High Court Of Delhi
CIT vs. Subrata Roy
Section 4, 28(iv), 260A
Madan B. Lokur & V.B. Gupta, JJ.
IT Appeal Nos. 114 to 1117, 1119, 1177 & 1810 of 2005,
137, 235, 236, 410, 411, 413, 436, 437, 439 & 440 of 2006
20th March, 2007
Counsel Appeared :
R.D. Jolly, for the Appellant : Aarohi Bhalla, for the Respondent
By the court :
C.M. No. 15992 of 2005 : Allowed, subject to all just exceptions.
2. C.M. stands disposed of. ITA No. 1117 of 2005 :
3. The Revenue seeks the framing of four substantial questions of law. We are of the view that two of the questions raised are substantial questions of law but two are not.
4. The first question urged is that the assessee ought to be taxed under s. 28(iv) of the IT Act, 1961, on account of perquisite benefits such as a house provided to him by the company, servants, chauffeur and gardener.
5. The AO had imposed tax on these items but the appellate authorities disagreed with the view of the AO.
6. It was held by the appellate authorities that the company had claimed a deduction on the expenses incurred in respect of these items. The deductions were disallowed and the company was taxed on that amount. Once the company has been taxed on that amount, the assessee cannot be taxed on the same amount again . Moreover, the benefits given to the assessee are personal to the assessee and the benefits are not intended to be for general use.
7. We find no error in the view expressed by the appellate authorities and are of the view that no substantial question of law arises in so far as this issue is concerned.
8. The second issue which arises for consideration is with regard to the salary payment of Rs. 60,000 to the wife of the assessee. According to the AO, the wife of the assessee was not entitled to this amount but the appellate authorities found that she was a qualified professional who was looking after the running of Children Welfare Scheme for a long time. She had long experience and, therefore, her income could not be clubbed with that of the assessee. We find no error in the view taken by the appellate authorities in this regard. We also find that the amount is really inconsequential and is relevant for only one assessment year. No substantial question of law arises for consideration.

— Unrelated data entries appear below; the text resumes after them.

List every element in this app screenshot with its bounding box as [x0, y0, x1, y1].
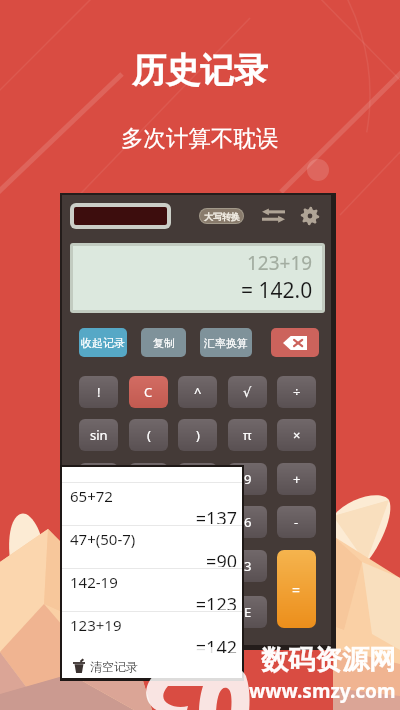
button[interactable]: 8	[129, 463, 168, 495]
staticText: 8	[145, 470, 153, 488]
button[interactable]: 123+19	[62, 612, 242, 654]
staticText: 清空记录	[90, 659, 138, 674]
staticText: +	[293, 470, 301, 488]
button[interactable]: 3	[228, 550, 267, 582]
staticText: )	[196, 426, 200, 444]
staticText: 4	[95, 513, 103, 531]
button[interactable]: 7	[79, 463, 118, 495]
staticText: =137	[70, 506, 237, 524]
button[interactable]: 142-19	[62, 569, 242, 611]
button[interactable]: 9	[178, 463, 217, 495]
staticText: -	[294, 513, 299, 531]
button[interactable]: 1	[79, 550, 118, 582]
button[interactable]: 0	[79, 596, 118, 628]
staticText: 大写转换	[204, 211, 240, 222]
staticText: 65+72	[70, 486, 113, 506]
staticText: =	[292, 580, 301, 599]
staticText: =90	[70, 549, 237, 567]
button[interactable]: -	[277, 506, 316, 538]
staticText: 复制	[153, 336, 175, 350]
button[interactable]: Swap	[262, 207, 285, 225]
staticText: C	[144, 383, 153, 401]
button[interactable]: 6	[178, 506, 217, 538]
button[interactable]: π	[228, 419, 267, 451]
button[interactable]: √	[228, 376, 267, 408]
button[interactable]: Equals	[277, 550, 316, 628]
staticText: 收起记录	[81, 336, 125, 350]
staticText: 123+19	[247, 250, 313, 276]
staticText: 47+(50-7)	[70, 529, 136, 549]
button[interactable]: ^	[178, 376, 217, 408]
staticText: 2	[145, 557, 153, 575]
button[interactable]: ÷	[277, 376, 316, 408]
button[interactable]: 9	[228, 463, 267, 495]
button[interactable]: 5	[129, 506, 168, 538]
button[interactable]: 4	[79, 506, 118, 538]
staticText: 3	[194, 557, 202, 575]
staticText: = 142.0	[241, 276, 313, 305]
staticText: 历史记录	[132, 49, 268, 92]
staticText: 123+19	[70, 615, 122, 635]
button[interactable]: 复制	[141, 328, 186, 357]
staticText: 3	[244, 557, 252, 575]
staticText: 1	[95, 557, 103, 575]
staticText: ÷	[293, 383, 301, 401]
staticText: 7	[95, 470, 103, 488]
button[interactable]: (	[129, 419, 168, 451]
button[interactable]: 2	[129, 550, 168, 582]
button[interactable]: 47+(50-7)	[62, 526, 242, 568]
button[interactable]: +	[277, 463, 316, 495]
staticText: ^	[194, 383, 202, 401]
button[interactable]: 汇率换算	[200, 328, 252, 357]
staticText: 多次计算不耽误	[121, 124, 279, 152]
button[interactable]: !	[79, 376, 118, 408]
button[interactable]: 65+72	[62, 483, 242, 525]
button[interactable]: sin	[79, 419, 118, 451]
button[interactable]: C	[129, 376, 168, 408]
staticText: 9	[194, 470, 202, 488]
staticText: √	[243, 385, 252, 400]
staticText: =123	[70, 592, 237, 610]
staticText: 6	[194, 513, 202, 531]
staticText: E	[244, 603, 252, 621]
staticText: .	[147, 603, 151, 621]
button[interactable]: 收起记录	[79, 328, 127, 357]
staticText: =142	[70, 635, 237, 653]
staticText: 5	[145, 513, 153, 531]
staticText: ×	[293, 426, 301, 444]
button[interactable]: E	[228, 596, 267, 628]
button[interactable]: Backspace	[271, 328, 319, 357]
staticText: 汇率换算	[204, 336, 248, 350]
staticText: www.smzy.com	[249, 678, 396, 704]
staticText: 0	[95, 603, 103, 621]
button[interactable]: E	[178, 596, 217, 628]
button[interactable]: 清空记录	[62, 654, 242, 678]
staticText: π	[243, 426, 252, 444]
button[interactable]: 6	[228, 506, 267, 538]
staticText: (	[147, 426, 151, 444]
staticText: 9	[244, 470, 252, 488]
staticText: 142-19	[70, 572, 118, 592]
staticText: !	[97, 383, 101, 401]
button[interactable]: ×	[277, 419, 316, 451]
staticText: sin	[90, 426, 108, 444]
button[interactable]: 大写转换	[200, 209, 243, 223]
staticText: 数码资源网	[261, 643, 396, 677]
button[interactable]: .	[129, 596, 168, 628]
button[interactable]: 3	[178, 550, 217, 582]
staticText: E	[194, 603, 202, 621]
staticText: 6	[244, 513, 252, 531]
button[interactable]: )	[178, 419, 217, 451]
button[interactable]: Settings	[300, 206, 320, 226]
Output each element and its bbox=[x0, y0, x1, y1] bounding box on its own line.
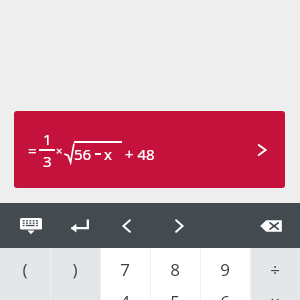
button[interactable]: Backspace bbox=[254, 209, 288, 243]
button[interactable]: Move left bbox=[110, 209, 144, 243]
button[interactable]: ÷ bbox=[250, 248, 300, 290]
other: Next bbox=[253, 141, 271, 159]
button[interactable]: 9 bbox=[200, 248, 250, 290]
button[interactable]: Enter bbox=[62, 209, 96, 243]
staticText: 56 bbox=[74, 144, 92, 164]
staticText: ( bbox=[22, 258, 28, 281]
staticText: 1 bbox=[43, 129, 52, 149]
button[interactable]: = bbox=[14, 111, 285, 188]
staticText: ) bbox=[72, 258, 78, 281]
button[interactable]: ) bbox=[50, 248, 100, 290]
button[interactable]: 6 bbox=[200, 290, 250, 300]
button[interactable]: × bbox=[250, 290, 300, 300]
staticText: ÷ bbox=[270, 258, 280, 281]
staticText: = bbox=[28, 140, 37, 160]
button[interactable]: Change keyboard bbox=[14, 209, 48, 243]
button[interactable]: 5 bbox=[150, 290, 200, 300]
button[interactable]: 7 bbox=[100, 248, 150, 290]
staticText: 5 bbox=[170, 290, 180, 300]
staticText: 6 bbox=[220, 290, 230, 300]
button[interactable]: 4 bbox=[100, 290, 150, 300]
button[interactable]: ( bbox=[0, 248, 50, 290]
staticText: × bbox=[56, 143, 63, 158]
staticText: 3 bbox=[43, 151, 52, 171]
staticText: × bbox=[270, 290, 280, 300]
button[interactable]: Move right bbox=[162, 209, 196, 243]
staticText: 9 bbox=[220, 258, 230, 281]
staticText: x bbox=[104, 144, 112, 164]
staticText: 4 bbox=[120, 290, 130, 300]
staticText: + 48 bbox=[125, 144, 155, 164]
staticText: 8 bbox=[170, 258, 180, 281]
button[interactable]: 8 bbox=[150, 248, 200, 290]
staticText: 7 bbox=[120, 258, 130, 281]
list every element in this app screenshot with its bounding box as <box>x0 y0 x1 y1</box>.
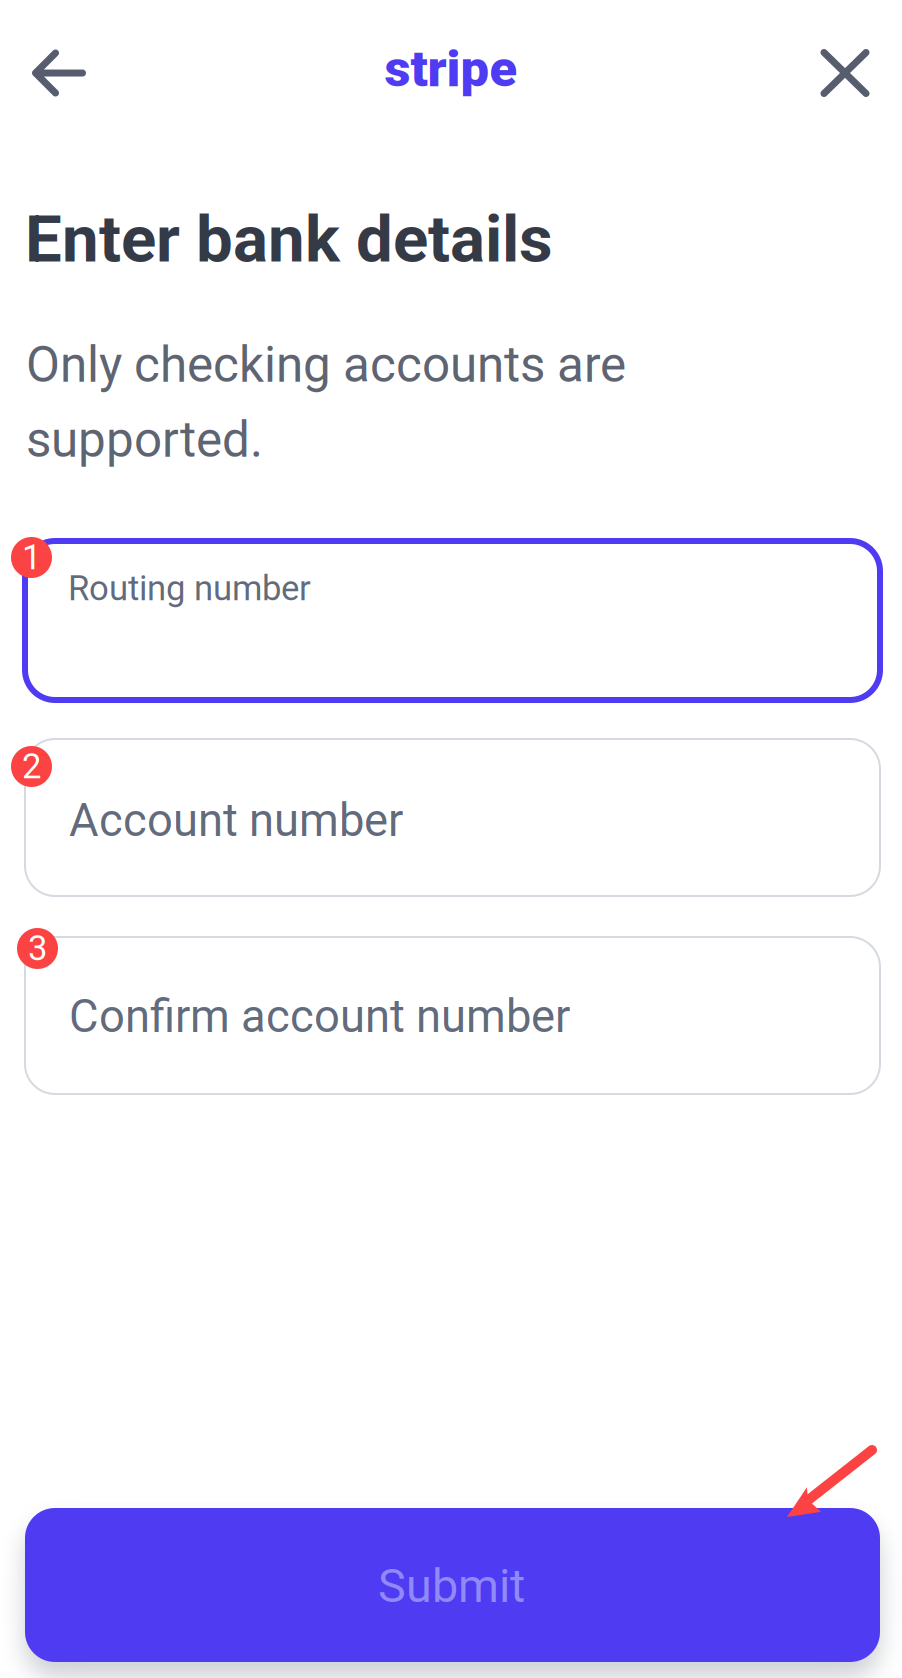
staticText: 1 <box>22 537 41 578</box>
staticText: Confirm account number <box>69 990 570 1043</box>
button[interactable]: Account number <box>25 739 880 896</box>
staticText: supported. <box>26 411 263 469</box>
button[interactable]: Confirm account number <box>25 937 880 1094</box>
button[interactable]: Close <box>786 14 902 132</box>
button[interactable]: Routing number <box>25 541 880 700</box>
staticText: Routing number <box>68 568 311 609</box>
staticText: Only checking accounts are <box>26 336 626 394</box>
staticText: Account number <box>69 794 403 847</box>
staticText: 2 <box>22 746 41 787</box>
button[interactable]: Submit <box>25 1508 880 1662</box>
staticText: stripe <box>384 39 518 99</box>
staticText: 3 <box>28 928 47 969</box>
button[interactable]: Back <box>0 14 118 132</box>
staticText: Enter bank details <box>25 201 553 278</box>
staticText: Submit <box>378 1559 525 1613</box>
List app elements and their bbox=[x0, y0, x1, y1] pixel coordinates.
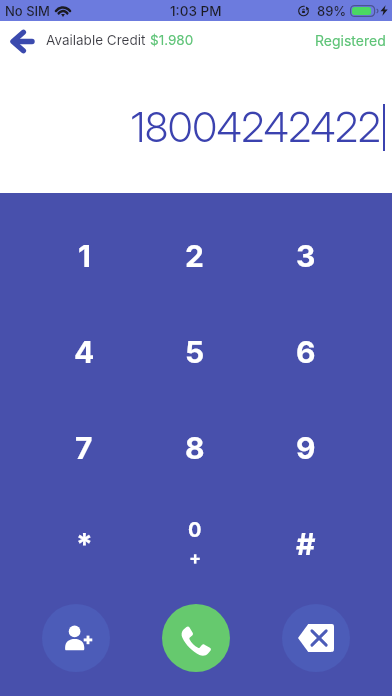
staticText: Available Credit bbox=[46, 32, 150, 48]
button[interactable]: 7 bbox=[29, 400, 139, 496]
staticText: 7 bbox=[75, 430, 93, 466]
button[interactable]: # bbox=[250, 496, 361, 592]
staticText: 2 bbox=[185, 238, 204, 274]
staticText: * bbox=[76, 526, 93, 562]
staticText: 1 bbox=[78, 238, 91, 274]
button[interactable]: 3 bbox=[250, 208, 361, 304]
button[interactable]: 8 bbox=[139, 400, 250, 496]
staticText: 6 bbox=[296, 334, 316, 370]
staticText: 4 bbox=[74, 334, 95, 370]
button[interactable]: 0 bbox=[139, 496, 250, 592]
button[interactable]: Call bbox=[162, 604, 230, 672]
staticText: # bbox=[296, 526, 316, 562]
button[interactable]: * bbox=[29, 496, 139, 592]
staticText: 8 bbox=[185, 430, 205, 466]
button[interactable]: 2 bbox=[139, 208, 250, 304]
staticText: 5 bbox=[185, 334, 205, 370]
staticText: 3 bbox=[296, 238, 316, 274]
staticText: 89% bbox=[317, 3, 347, 19]
staticText: No SIM bbox=[5, 3, 50, 19]
button[interactable]: 6 bbox=[250, 304, 361, 400]
staticText: Registered bbox=[315, 32, 386, 49]
button[interactable]: Backspace bbox=[282, 604, 350, 672]
button[interactable]: 4 bbox=[29, 304, 139, 400]
staticText: 18004242422 bbox=[131, 102, 381, 152]
staticText: $1.980 bbox=[150, 32, 194, 48]
staticText: 9 bbox=[296, 430, 316, 466]
button[interactable]: 1 bbox=[29, 208, 139, 304]
button[interactable]: Back bbox=[0, 21, 44, 59]
staticText: 0 bbox=[188, 518, 202, 542]
button[interactable]: 5 bbox=[139, 304, 250, 400]
staticText: + bbox=[189, 547, 202, 569]
button[interactable]: Registered bbox=[315, 32, 392, 49]
button[interactable]: 9 bbox=[250, 400, 361, 496]
staticText: 1:03 PM bbox=[170, 3, 222, 19]
button[interactable]: Add contact bbox=[42, 604, 110, 672]
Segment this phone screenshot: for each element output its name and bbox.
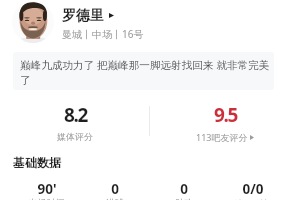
button[interactable]: 9.5 — [150, 102, 300, 143]
staticText: 进球 — [106, 197, 124, 200]
staticText: 巅峰九成功力了 把巅峰那一脚远射找回来 就非常完美了 — [20, 58, 272, 87]
button[interactable]: 8.2 — [0, 102, 150, 142]
staticText: 曼城丨中场丨16号 — [62, 27, 144, 41]
staticText: 113吧友评分 — [196, 131, 248, 143]
button[interactable]: 0 — [81, 180, 149, 200]
staticText: 9.5 — [214, 102, 237, 128]
staticText: 助攻 — [175, 197, 193, 200]
staticText: 90' — [37, 180, 57, 198]
button[interactable]: 0/0 — [218, 180, 287, 200]
button[interactable]: 基础数据 — [13, 155, 61, 170]
button[interactable]: 0 — [149, 180, 218, 200]
staticText: 媒体评分 — [57, 131, 93, 142]
staticText: 出场时间 — [29, 197, 65, 200]
staticText: 8.2 — [64, 102, 87, 128]
other: Player photo — [12, 1, 54, 43]
staticText: 射正/射门 — [233, 197, 273, 200]
staticText: 罗德里 — [62, 7, 104, 25]
staticText: 0 — [111, 180, 119, 198]
button[interactable]: Player photo — [12, 1, 136, 43]
staticText: 0/0 — [242, 180, 264, 198]
button[interactable]: 巅峰九成功力了 把巅峰那一脚远射找回来 就非常完美了 — [13, 52, 274, 90]
button[interactable]: 90' — [13, 180, 81, 200]
staticText: 0 — [180, 180, 188, 198]
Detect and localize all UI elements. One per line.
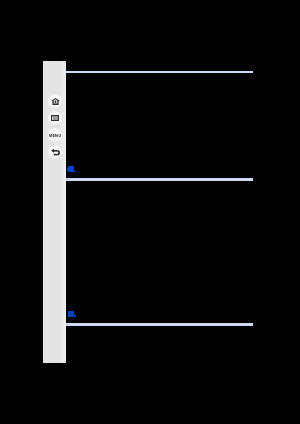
button[interactable]: Back — [48, 145, 62, 159]
staticText: MENU — [48, 133, 62, 138]
button[interactable]: Menu — [48, 128, 62, 142]
button[interactable]: Home — [48, 94, 62, 108]
button[interactable]: Recent apps — [48, 111, 62, 125]
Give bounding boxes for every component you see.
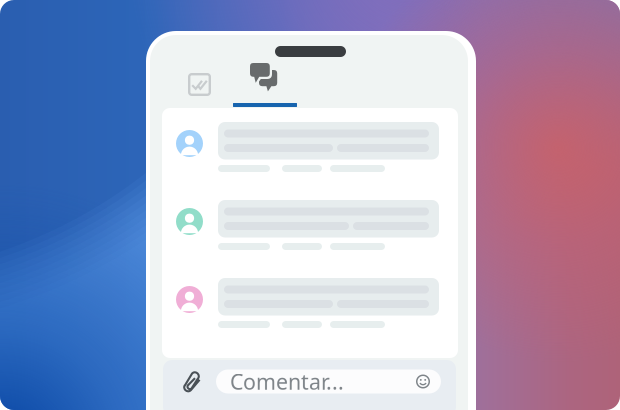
button[interactable]: Attach file xyxy=(175,365,209,399)
staticText: Comentar... xyxy=(230,367,344,396)
button[interactable]: Tasks xyxy=(177,68,222,101)
button[interactable]: Comentar... xyxy=(216,370,441,394)
button[interactable]: Messages xyxy=(233,63,297,107)
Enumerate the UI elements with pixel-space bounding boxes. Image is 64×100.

9. In respect of the other two issues, we admit the appeal and frame the following substantial questions of law :
“(1) Whether the Tribunal was correct in law in allowing the assesseeâs claim of loss of Rs. 4.32 crores and not agreeing with the AO who had not accepted the loan transaction in respect of purchase of unquoted shares by the assessee as a genuine transaction ?
(2) Whether the Tribunal was correct in law in deleting the addition made under s. 2(24)(iv) of the IT Act, 1961, by holding that the assessee has no substantial interest in the company from which he had taken a loan at 18 per cent per annum interest as against 24 per cent per annum interest recoverable from others ?”
Paper books be filed in accordance with the High Court Rules.
It is made clear that since we are dealing with a large number of ITAs, the amounts may be different in each case but the substance of the questions remain the same.
12. This appeal will be taken up as the main case in this batch.